Rosh Hashanah falls in the seventh month of the Hebrew calendar, Tishrei, when God is said to have created the world, hence the celebration of the new year. While it’s a day of joy, you likely won’t find any party hats or fireworks going off at your Rosh Hashanah dinner.
Many Jewish people mark the holiday with a nice dinner, commonly featuring apples dipped in honey for dessert. Meant to symbolize the hope for a sweet new year, some families will also eat honey cake and even dip a piece of challah bread in honey.
Several prayers are often said before the dinner, including a blessing of the candles that translates to, “Blessed are you, Lord, our God, sovereign of the universe who has sanctified us with His commandments and commanded us to light the candles of the holiday.” Other blessings are said over a glass of wine and apples, as well.
A shofar, or a trumpet made from a ram’s horn, is traditionally blown in four sets of notes on Rosh Hashanah, according to History.com. A long blast called tekiah, three short blasts known as shevarim, teruah, which is nine staccato blasts, and tekiah gedolah, a very long blast.

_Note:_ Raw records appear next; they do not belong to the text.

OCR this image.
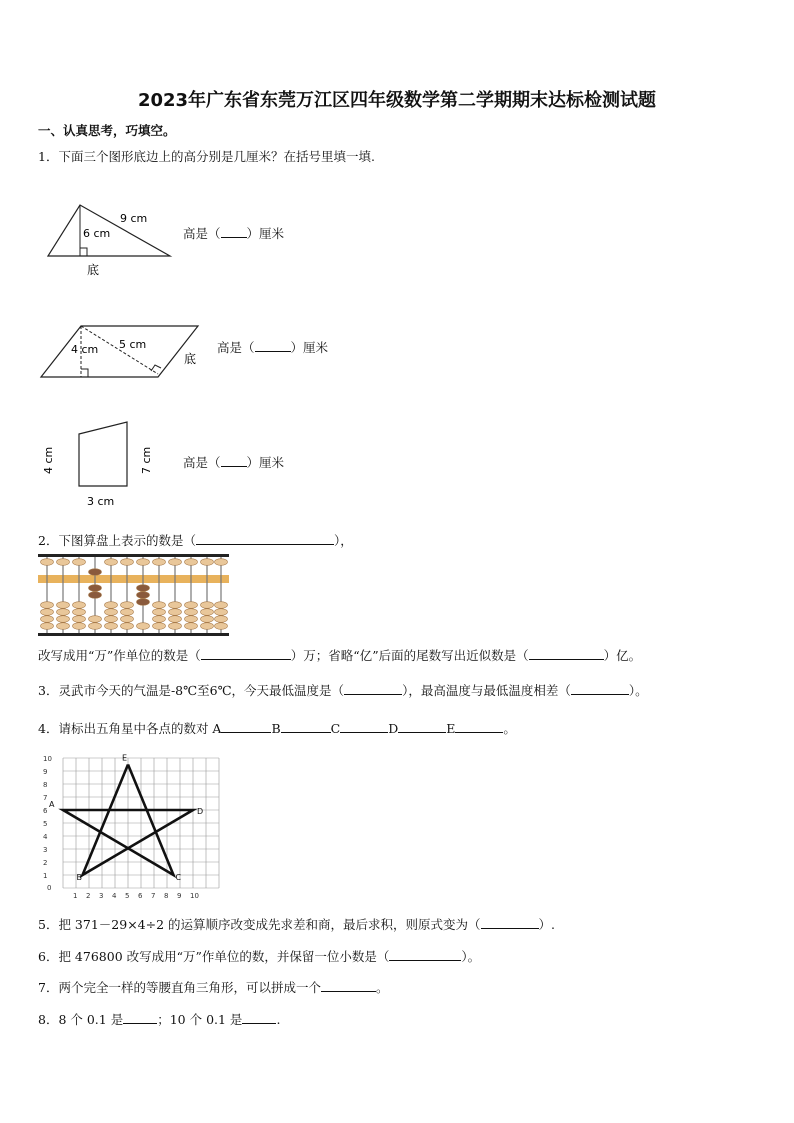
2023年广东省东莞万江区四年级数学第二学期期末达标检测试题
一、认真思考，巧填空。
1．下面三个图形底边上的高分别是几厘米？在括号里填一填.
9 cm
6 cm
底
高是（ ）厘米
5 cm
4 cm
底
高是（	）厘米
4 cm	7 cm
3 cm
高是（ ）厘米
2．下图算盘上表示的数是（	），
改写成用“万”作单位的数是（	）万；省略“亿”后面的尾数写出近似数是（	）亿。
3．灵武市今天的气温是-8℃至6℃，今天最低温度是（	），最高温度与最低温度相差（	）。
4．请标出五角星中各点的数对 A	B	C	D	E	。
0
1 2 3 4 5 6 7 8 9 10
1
2
3
4
5
6
7
8
9
10
A
D
E
B	C
5．把 371－29×4÷2 的运算顺序改变成先求差和商，最后求积，则原式变为（	）.
6．把 476800 改写成用“万”作单位的数，并保留一位小数是（	）。
7．两个完全一样的等腰直角三角形，可以拼成一个	。
8．8 个 0.1 是	；10 个 0.1 是	.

Following the conclusion of Rosh Hashanah, the 10 days of repentance begin, culminating with Yom Kippur, the Day of Atonement, one of the most important holidays in the Jewish faith.
Interestingly enough, the Torah doesn’t mention the holiday by the name of Rosh Hashanah, History.com reported, and its first mention occurs in Mishna, a Jewish code of law, in 200 A.D. The description of the holiday, however, is mentioned in both Numbers 29:1-2 and Leviticus 23:24-25, which say, according to My Jewish Learning:
“In the seventh month, on the first day of the month, you shall observe a sacred occasion: you shall not work at your occupations…. You shall observe it as a day when the horn is sounded. You shall present a burnt offering of pleasing odor to the Lord.”

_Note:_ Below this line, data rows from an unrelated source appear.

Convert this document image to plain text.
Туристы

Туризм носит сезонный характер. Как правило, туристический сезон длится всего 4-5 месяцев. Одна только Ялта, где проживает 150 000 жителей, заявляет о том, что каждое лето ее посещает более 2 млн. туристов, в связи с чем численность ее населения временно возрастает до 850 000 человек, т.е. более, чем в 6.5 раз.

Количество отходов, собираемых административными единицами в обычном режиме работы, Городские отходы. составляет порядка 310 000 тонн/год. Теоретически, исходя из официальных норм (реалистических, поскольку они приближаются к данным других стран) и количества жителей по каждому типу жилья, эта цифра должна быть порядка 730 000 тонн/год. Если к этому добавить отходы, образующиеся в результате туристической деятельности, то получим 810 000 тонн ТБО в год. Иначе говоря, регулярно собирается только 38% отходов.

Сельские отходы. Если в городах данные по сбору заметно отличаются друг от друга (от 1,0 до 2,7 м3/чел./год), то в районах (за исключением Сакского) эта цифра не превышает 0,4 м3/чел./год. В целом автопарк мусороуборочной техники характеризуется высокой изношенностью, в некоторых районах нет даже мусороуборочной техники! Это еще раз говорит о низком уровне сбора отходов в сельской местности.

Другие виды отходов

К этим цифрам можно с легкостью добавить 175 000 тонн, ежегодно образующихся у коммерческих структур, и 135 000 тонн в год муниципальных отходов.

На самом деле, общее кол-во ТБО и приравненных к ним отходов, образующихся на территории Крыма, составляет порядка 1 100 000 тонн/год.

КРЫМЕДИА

“In the seventh month on the first day of the month, you shall observe complete rest, a sacred occasion commemorated with loud blasts. You shall not work at your occupations; and you shall bring an offering by fire to the Lord.”

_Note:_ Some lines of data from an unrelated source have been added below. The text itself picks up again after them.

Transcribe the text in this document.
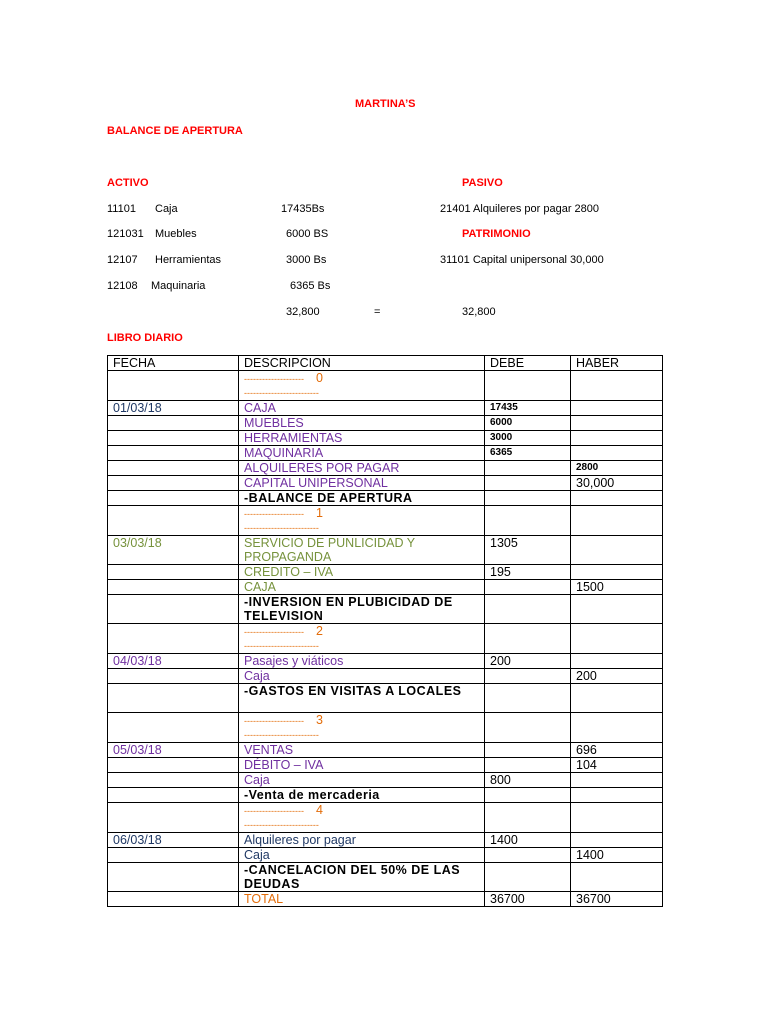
MARTINA’S
BALANCE DE APERTURA
ACTIVO	PASIVO
11101 Caja	17435Bs	21401 Alquileres por pagar 2800
121031 Muebles	6000 BS	PATRIMONIO
12107 Herramientas	3000 Bs	31101 Capital unipersonal 30,000
12108 Maquinaria	6365 Bs
32,800	=	32,800
LIBRO DIARIO
FECHA	DESCRIPCION	DEBE	HABER

	-------------------- 0
-------------------------		

01/03/18	CAJA	17435	
	MUEBLES	6000	
	HERRAMIENTAS	3000	
	MAQUINARIA	6365	
	ALQUILERES POR PAGAR		2800
	CAPITAL UNIPERSONAL		30,000
	-BALANCE DE APERTURA		

	-------------------- 1
-------------------------		

03/03/18	SERVICIO DE PUNLICIDAD Y PROPAGANDA	1305	
	CREDITO – IVA	195	
	CAJA		1500
	-INVERSION EN PLUBICIDAD DE TELEVISION		

	-------------------- 2
-------------------------		

04/03/18	Pasajes y viáticos	200	
	Caja		200
	-GASTOS EN VISITAS A LOCALES		

	-------------------- 3
-------------------------		

05/03/18	VENTAS		696
	DÉBITO – IVA		104
	Caja	800	
	-Venta de mercaderia		

	-------------------- 4
-------------------------		

06/03/18	Alquileres por pagar	1400	
	Caja		1400
	-CANCELACION DEL 50% DE LAS DEUDAS		
	TOTAL	36700	36700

This year, Rosh Hashanah falls on the anniversary of the terror attacks on September 11, 2001, and Yaakov Wilansky director of CTeen & Friendship Circle Programs for the Chabad of Roslyn in Roslyn Heights, New York, is going to mark the day with a special blowing of the shofar outside a fire station that lost two first responders.
“Rosh Hashanah is called the day of remembrance, it’s a day of remembrance, so we want to pay tribute and also remember the fallen, to acknowledge the volunteers and pay tribute to them,” Wilansky told Chabad. “On this day of Rosh Hashanah, we want to bless them to have a safe and sweet new year, that they should know no more sorrow.”
Israel hosted a special memorial service on Thursday to honor the lives that were lost during the attacks because of the conflict with the Rosh Hashanah holiday.
It’s not uncommon for Jewish people to invite their non-Jewish friends to celebrate, so if you find yourself at a Rosh Hashanah dinner for the first time, feel free to toss an “L’Shana Tova” out there, which means “good year.”